## 29 February 2008

### Leap days

Mark Dominus has written an interesting post about leap days, of which today is one. I welcome this turn of events, because it means I don't have to! But I have a few things to add.

The reason that today is February 29 -- and not March 1 like it would be in a normal year -- is because the year is almost a quarter of a day longer than 365 days. So we add an extra day every four years. But not quite -- it's actually more like 365.24 days -- so we leave out one of these extra days every century. But no, it's really more like 365.2425 days -- so we add back in one of the days we got rid of every four centuries. (We did that in 2000, as you may remember. 2000 was a leap year.)

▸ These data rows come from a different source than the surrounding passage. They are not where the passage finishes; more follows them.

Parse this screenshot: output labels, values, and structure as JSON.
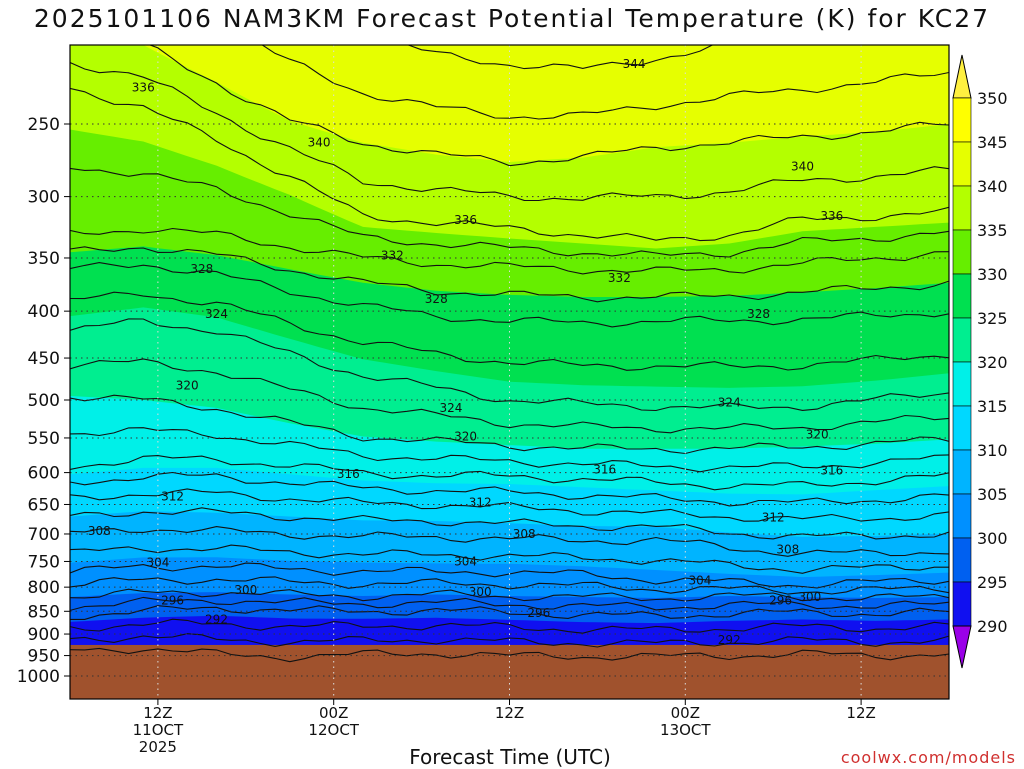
{
  "chart_data": {
    "type": "heatmap",
    "title": "2025101106 NAM3KM Forecast Potential Temperature (K) for KC27",
    "xlabel": "Forecast Time (UTC)",
    "ylabel": "",
    "y_axis_ticks": [
      250,
      300,
      350,
      400,
      450,
      500,
      550,
      600,
      650,
      700,
      750,
      800,
      850,
      900,
      950,
      1000
    ],
    "y_axis_inverted_log": true,
    "x_axis_ticks": [
      {
        "hour": 6,
        "line1": "12Z",
        "line2": "11OCT",
        "line3": "2025"
      },
      {
        "hour": 18,
        "line1": "00Z",
        "line2": "12OCT",
        "line3": ""
      },
      {
        "hour": 30,
        "line1": "12Z",
        "line2": "",
        "line3": ""
      },
      {
        "hour": 42,
        "line1": "00Z",
        "line2": "13OCT",
        "line3": ""
      },
      {
        "hour": 54,
        "line1": "12Z",
        "line2": "",
        "line3": ""
      }
    ],
    "x_range_hours": [
      0,
      60
    ],
    "colorbar": {
      "min": 290,
      "max": 350,
      "step": 5,
      "labels": [
        350,
        345,
        340,
        335,
        330,
        325,
        320,
        315,
        310,
        305,
        300,
        295,
        290
      ],
      "colors": [
        "#ffff00",
        "#e6ff00",
        "#b4ff00",
        "#66ee00",
        "#00e050",
        "#00ee90",
        "#00f0e8",
        "#00d8ff",
        "#00b4ff",
        "#0090ff",
        "#0060f0",
        "#1010f0",
        "#5000e0",
        "#9a00e8",
        "#fff040"
      ]
    },
    "ground_color": "#a0522d",
    "ground_pressure": 925,
    "contour_levels": [
      292,
      296,
      300,
      304,
      308,
      312,
      316,
      320,
      324,
      328,
      332,
      336,
      340,
      344
    ],
    "contour_profile": [
      {
        "level": 292,
        "pressure": [
          912,
          905,
          912,
          918,
          915,
          912,
          918,
          920,
          922,
          918,
          915,
          918,
          915
        ]
      },
      {
        "level": 296,
        "pressure": [
          860,
          850,
          842,
          848,
          850,
          848,
          852,
          858,
          860,
          855,
          852,
          855,
          852
        ]
      },
      {
        "level": 300,
        "pressure": [
          820,
          812,
          810,
          815,
          818,
          815,
          818,
          820,
          822,
          818,
          820,
          822,
          820
        ]
      },
      {
        "level": 304,
        "pressure": [
          770,
          760,
          758,
          765,
          768,
          770,
          770,
          775,
          785,
          790,
          795,
          790,
          785
        ]
      },
      {
        "level": 308,
        "pressure": [
          700,
          690,
          695,
          700,
          705,
          705,
          708,
          712,
          710,
          725,
          735,
          735,
          730
        ]
      },
      {
        "level": 312,
        "pressure": [
          640,
          632,
          632,
          640,
          648,
          650,
          655,
          660,
          665,
          670,
          675,
          672,
          668
        ]
      },
      {
        "level": 316,
        "pressure": [
          590,
          580,
          580,
          590,
          600,
          605,
          605,
          610,
          615,
          620,
          620,
          612,
          605
        ]
      },
      {
        "level": 320,
        "pressure": [
          495,
          500,
          510,
          530,
          548,
          555,
          560,
          565,
          565,
          565,
          562,
          558,
          552
        ]
      },
      {
        "level": 324,
        "pressure": [
          420,
          410,
          420,
          445,
          470,
          485,
          500,
          505,
          508,
          510,
          508,
          500,
          490
        ]
      },
      {
        "level": 328,
        "pressure": [
          360,
          355,
          365,
          380,
          395,
          405,
          410,
          412,
          410,
          410,
          408,
          405,
          400
        ]
      },
      {
        "level": 332,
        "pressure": [
          330,
          325,
          330,
          340,
          350,
          355,
          358,
          360,
          362,
          360,
          355,
          350,
          345
        ]
      },
      {
        "level": 336,
        "pressure": [
          228,
          240,
          260,
          285,
          315,
          320,
          325,
          330,
          335,
          330,
          318,
          315,
          312
        ]
      },
      {
        "level": 340,
        "pressure": [
          200,
          205,
          225,
          248,
          262,
          270,
          275,
          272,
          265,
          262,
          258,
          255,
          250
        ]
      },
      {
        "level": 344,
        "pressure": [
          150,
          150,
          160,
          180,
          200,
          210,
          215,
          218,
          212,
          205,
          200,
          195,
          190
        ]
      }
    ],
    "contour_label_positions": [
      {
        "level": 336,
        "hour": 5,
        "p": 228
      },
      {
        "level": 340,
        "hour": 17,
        "p": 262
      },
      {
        "level": 344,
        "hour": 38.5,
        "p": 215
      },
      {
        "level": 340,
        "hour": 50,
        "p": 278
      },
      {
        "level": 336,
        "hour": 27,
        "p": 318
      },
      {
        "level": 336,
        "hour": 52,
        "p": 315
      },
      {
        "level": 332,
        "hour": 22,
        "p": 348
      },
      {
        "level": 332,
        "hour": 37.5,
        "p": 368
      },
      {
        "level": 328,
        "hour": 9,
        "p": 360
      },
      {
        "level": 328,
        "hour": 25,
        "p": 388
      },
      {
        "level": 328,
        "hour": 47,
        "p": 403
      },
      {
        "level": 324,
        "hour": 10,
        "p": 403
      },
      {
        "level": 320,
        "hour": 8,
        "p": 482
      },
      {
        "level": 324,
        "hour": 26,
        "p": 510
      },
      {
        "level": 324,
        "hour": 45,
        "p": 503
      },
      {
        "level": 320,
        "hour": 27,
        "p": 548
      },
      {
        "level": 320,
        "hour": 51,
        "p": 545
      },
      {
        "level": 316,
        "hour": 19,
        "p": 602
      },
      {
        "level": 316,
        "hour": 36.5,
        "p": 595
      },
      {
        "level": 316,
        "hour": 52,
        "p": 597
      },
      {
        "level": 312,
        "hour": 7,
        "p": 637
      },
      {
        "level": 312,
        "hour": 28,
        "p": 647
      },
      {
        "level": 312,
        "hour": 48,
        "p": 672
      },
      {
        "level": 308,
        "hour": 2,
        "p": 695
      },
      {
        "level": 308,
        "hour": 31,
        "p": 700
      },
      {
        "level": 308,
        "hour": 49,
        "p": 728
      },
      {
        "level": 304,
        "hour": 6,
        "p": 752
      },
      {
        "level": 304,
        "hour": 27,
        "p": 750
      },
      {
        "level": 304,
        "hour": 43,
        "p": 787
      },
      {
        "level": 300,
        "hour": 12,
        "p": 806
      },
      {
        "level": 300,
        "hour": 28,
        "p": 810
      },
      {
        "level": 300,
        "hour": 50.5,
        "p": 820
      },
      {
        "level": 296,
        "hour": 7,
        "p": 827
      },
      {
        "level": 296,
        "hour": 32,
        "p": 854
      },
      {
        "level": 296,
        "hour": 48.5,
        "p": 827
      },
      {
        "level": 292,
        "hour": 10,
        "p": 868
      },
      {
        "level": 292,
        "hour": 45,
        "p": 913
      }
    ]
  },
  "credit": "coolwx.com/models"
}
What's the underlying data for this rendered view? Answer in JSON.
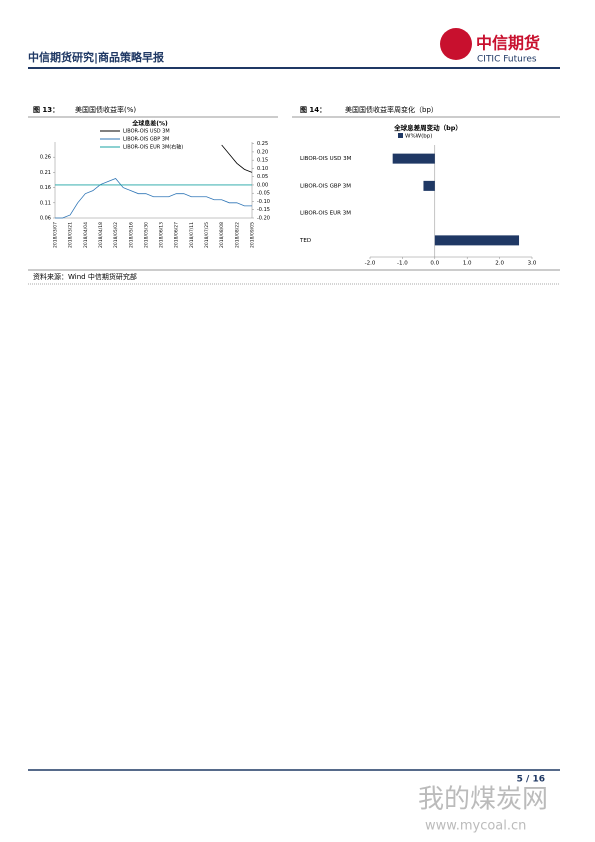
{
  "header": {
    "title": "中信期货研究|商品策略早报",
    "logo_cn": "中信期货",
    "logo_en": "CITIC Futures"
  },
  "figures": [
    {
      "label": "图 13：",
      "caption": "美国国债收益率(%)"
    },
    {
      "label": "图 14：",
      "caption": "美国国债收益率周变化（bp）"
    }
  ],
  "chart_data": [
    {
      "type": "line",
      "title": "全球息差(%)",
      "categories": [
        "2018/03/07",
        null,
        "2018/03/21",
        null,
        "2018/04/04",
        null,
        "2018/04/18",
        null,
        "2018/05/02",
        null,
        "2018/05/16",
        null,
        "2018/05/30",
        null,
        "2018/06/13",
        null,
        "2018/06/27",
        null,
        "2018/07/11",
        null,
        "2018/07/25",
        null,
        "2018/08/08",
        null,
        "2018/08/22",
        null,
        "2018/09/05"
      ],
      "series": [
        {
          "name": "LIBOR-OIS USD 3M",
          "color": "#000000",
          "values": [
            null,
            null,
            null,
            null,
            null,
            null,
            null,
            null,
            null,
            null,
            null,
            null,
            null,
            null,
            null,
            null,
            null,
            null,
            null,
            null,
            null,
            null,
            0.3,
            0.27,
            0.24,
            0.22,
            0.21
          ]
        },
        {
          "name": "LIBOR-OIS GBP 3M",
          "color": "#2e75b6",
          "values": [
            0.06,
            0.06,
            0.07,
            0.11,
            0.14,
            0.15,
            0.17,
            0.18,
            0.19,
            0.16,
            0.15,
            0.14,
            0.14,
            0.13,
            0.13,
            0.13,
            0.14,
            0.14,
            0.13,
            0.13,
            0.13,
            0.12,
            0.12,
            0.11,
            0.11,
            0.1,
            0.1
          ]
        },
        {
          "name": "LIBOR-OIS EUR 3M(右轴)",
          "color": "#1aa3a3",
          "axis": "y2",
          "values": [
            0,
            0,
            0,
            0,
            0,
            0,
            0,
            0,
            0,
            0,
            0,
            0,
            0,
            0,
            0,
            0,
            0,
            0,
            0,
            0,
            0,
            0,
            0,
            0,
            0,
            0,
            0
          ]
        }
      ],
      "ylim": [
        0.06,
        0.31
      ],
      "yticks": [
        0.06,
        0.11,
        0.16,
        0.21,
        0.26
      ],
      "y2lim": [
        -0.2,
        0.26
      ],
      "y2ticks": [
        0.25,
        {
          "value": 0.2,
          "label": "0.20"
        },
        0.15,
        {
          "value": 0.1,
          "label": "0.10"
        },
        0.05,
        {
          "value": 0,
          "label": "0.00"
        },
        -0.05,
        {
          "value": -0.1,
          "label": "-0.10"
        },
        -0.15,
        {
          "value": -0.2,
          "label": "-0.20"
        }
      ]
    },
    {
      "type": "barh",
      "title": "全球息差周变动（bp）",
      "categories": [
        "LIBOR-OIS USD 3M",
        "LIBOR-OIS GBP 3M",
        "LIBOR-OIS EUR 3M",
        "TED"
      ],
      "series": [
        {
          "name": "W%W(bp)",
          "color": "#1f3864",
          "values": [
            -1.3,
            -0.35,
            0,
            2.6
          ]
        }
      ],
      "xlim": [
        -2,
        3
      ],
      "xticks": [
        {
          "value": -2,
          "label": "-2.0"
        },
        {
          "value": -1,
          "label": "-1.0"
        },
        {
          "value": 0,
          "label": "0.0"
        },
        {
          "value": 1,
          "label": "1.0"
        },
        {
          "value": 2,
          "label": "2.0"
        },
        {
          "value": 3,
          "label": "3.0"
        }
      ]
    }
  ],
  "source": "资料来源：Wind  中信期货研究部",
  "footer": {
    "page": "5 / 16"
  },
  "watermark": {
    "name": "我的煤炭网",
    "url": "www.mycoal.cn"
  }
}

The real number of days per year is something like 365.24219; thus what one wants to do is to find a rational approximation p/q to .24219 and add p leap years every q years. The approximation we use, 97/400, actually isn't that good for a number with such a large denominator; 8/33, a convergent of the continued fraction of .24219, is better. Dominus proposes having leap years in those years congruent to 4, 8, 16, ... , 32 mod 33, a scheme that was also suggested in 1996 by Simon Cassidy on Usenet, complete with the same choice 4, ..., 32 of leap years in each 33-year cycle. The reason for this coincidence is that 1984, 1988, ..., 2012 are leap years in both systems.

And although dividing by 33 is hard, as Dominus points out, it's not that hard to reduce a number modulo 33 in your head. The year abcd (where a, b, c, and d are digits) reduces modulo 99 to ab + cd; for example, 2008 reduces to 28 modulo 99. Then just subtract 33 or 66 as necessary. I'd rather have to do lots of reduction modulo 33 in my head than, say, modulo 37. (And with 33 there's probably some slick Chinese-remainder-theorem method that allows you to reduce a number mod 33 by reducing it mod 3 and 11, both of which are easy.) In any case, there's no reason we couldn't have a calendar that requires more complicated arithmetic than the current one; most people are not in the business of calculating calendars. (And calendars are calculated by computers now; Dominus points out his new rule actually requires less computation than the old one. The 97/400 rule is an artifact of the fact that we work in decimal.)

As is pointed out both by Cassidy and by this page, Jesus is traditionally said to have lived for 33 years; for some people that might lend additional appeal to a 33-year cycle.

Edit (8:23 am): There's also something to be said for a system that includes 31 leap years every 128 years -- have leap years in years divisible by 4, except those divisible by 128 -- this was apparently suggested by Johann Heinrich von Mädler, and would only be off by something like a quarter-second a year. But striving for such accuracy is silly, because the length of the year isn't actually constant.

#### 1 comment:

Anonymous said...

From the position of a computer programmer I'd strongly support the last idea of 31 leap years out of 128. First, it could be easily tested comparing one bitwise "AND" and secondly, I can recall powers of two up to at least 65536 in a split-second, so given the number of years I'll probably live through, it would be pretty easy deal (ya' know, I'd encounter 2048 only). The better-than-nature precision of this scheme is just an added benefit...

I think that in an ideal world the calendars should be designed by programmers... :)